Re: Animal Ownership and Recovery of lost Pet

Your causes of action would be for replevin and conversion. Both deal with the wrongful appropriation of the plaintiff's property and have essentially identical elements, but the remedy for replevin is the return of the property while the remedy for conversion is the *value* of the property -- in other words, money.

If my pet were in someone else's hands I'd go for replevin, since what I'd want would be the pet rather than the cash. But I would also allege conversion in the alternative, just in case something goes wrong (for example, if the pet were to die before the case was resolved or if the judge decided not to order its return).

Your damages would be the fair retail value of the bird plus compensation for the distress you suffered when it wasn't returned to you, plus any reasonable costs you incurred while trying to get it back. Even if the court orders the bird returned to you you should still be awarded costs and emotional distress damages.

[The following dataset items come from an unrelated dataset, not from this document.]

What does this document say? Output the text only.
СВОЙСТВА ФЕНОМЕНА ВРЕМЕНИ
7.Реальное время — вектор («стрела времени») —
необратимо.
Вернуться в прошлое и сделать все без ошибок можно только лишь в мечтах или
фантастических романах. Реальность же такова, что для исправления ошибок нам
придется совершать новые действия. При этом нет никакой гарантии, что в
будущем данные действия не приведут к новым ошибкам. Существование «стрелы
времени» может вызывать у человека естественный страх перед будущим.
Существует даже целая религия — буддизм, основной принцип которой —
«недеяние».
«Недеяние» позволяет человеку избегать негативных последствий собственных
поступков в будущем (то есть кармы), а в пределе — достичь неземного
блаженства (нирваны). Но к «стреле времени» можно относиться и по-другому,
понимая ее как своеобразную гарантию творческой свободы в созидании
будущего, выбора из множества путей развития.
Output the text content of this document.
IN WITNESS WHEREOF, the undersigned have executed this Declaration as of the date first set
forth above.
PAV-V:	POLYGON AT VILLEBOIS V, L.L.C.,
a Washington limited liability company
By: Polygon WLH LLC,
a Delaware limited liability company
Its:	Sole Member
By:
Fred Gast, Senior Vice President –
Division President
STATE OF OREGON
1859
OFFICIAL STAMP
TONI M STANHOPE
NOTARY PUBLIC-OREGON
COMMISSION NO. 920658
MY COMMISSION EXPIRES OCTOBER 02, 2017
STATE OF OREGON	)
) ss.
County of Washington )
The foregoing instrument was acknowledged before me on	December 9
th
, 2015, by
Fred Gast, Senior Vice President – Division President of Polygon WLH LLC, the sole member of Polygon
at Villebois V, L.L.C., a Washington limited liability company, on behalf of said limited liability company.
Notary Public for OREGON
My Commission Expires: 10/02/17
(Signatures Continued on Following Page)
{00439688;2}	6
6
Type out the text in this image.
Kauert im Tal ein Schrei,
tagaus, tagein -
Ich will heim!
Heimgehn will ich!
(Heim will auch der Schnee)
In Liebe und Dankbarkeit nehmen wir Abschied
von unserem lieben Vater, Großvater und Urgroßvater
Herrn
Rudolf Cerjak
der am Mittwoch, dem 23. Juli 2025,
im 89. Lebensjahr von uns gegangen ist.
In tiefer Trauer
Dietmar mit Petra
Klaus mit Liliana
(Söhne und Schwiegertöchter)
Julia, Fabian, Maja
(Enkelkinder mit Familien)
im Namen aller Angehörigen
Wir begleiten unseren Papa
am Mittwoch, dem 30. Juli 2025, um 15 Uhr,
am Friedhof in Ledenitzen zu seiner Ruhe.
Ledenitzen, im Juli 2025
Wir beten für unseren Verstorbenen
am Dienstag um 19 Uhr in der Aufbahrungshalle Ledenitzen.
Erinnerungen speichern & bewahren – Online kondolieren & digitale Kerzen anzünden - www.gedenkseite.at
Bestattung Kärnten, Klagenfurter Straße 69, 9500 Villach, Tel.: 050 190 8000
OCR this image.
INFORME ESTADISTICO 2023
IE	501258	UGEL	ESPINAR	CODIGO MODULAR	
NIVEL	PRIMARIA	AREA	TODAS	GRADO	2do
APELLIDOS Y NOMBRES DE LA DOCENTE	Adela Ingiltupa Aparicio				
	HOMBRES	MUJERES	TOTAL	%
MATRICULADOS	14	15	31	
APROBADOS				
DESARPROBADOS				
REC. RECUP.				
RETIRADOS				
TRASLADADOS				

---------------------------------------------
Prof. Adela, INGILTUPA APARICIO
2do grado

You could seek punitive damages based upon the other parties' false statements to animal control, but I don't know how far that would get you. A jury will be less sympathetic to you than it would if the bird had been stolen instead of just lost.

And at the outset you should seek an injunction barring the person who has the bird from selling it or otherwise transferring it to anyone but you and ordering him to take proper care of the bird while the case is pending. An order that requires him to buy an expensive cage and other costly items may be enough to convince him to give the bird back to you, especially if he realizes he is going to lose anyway.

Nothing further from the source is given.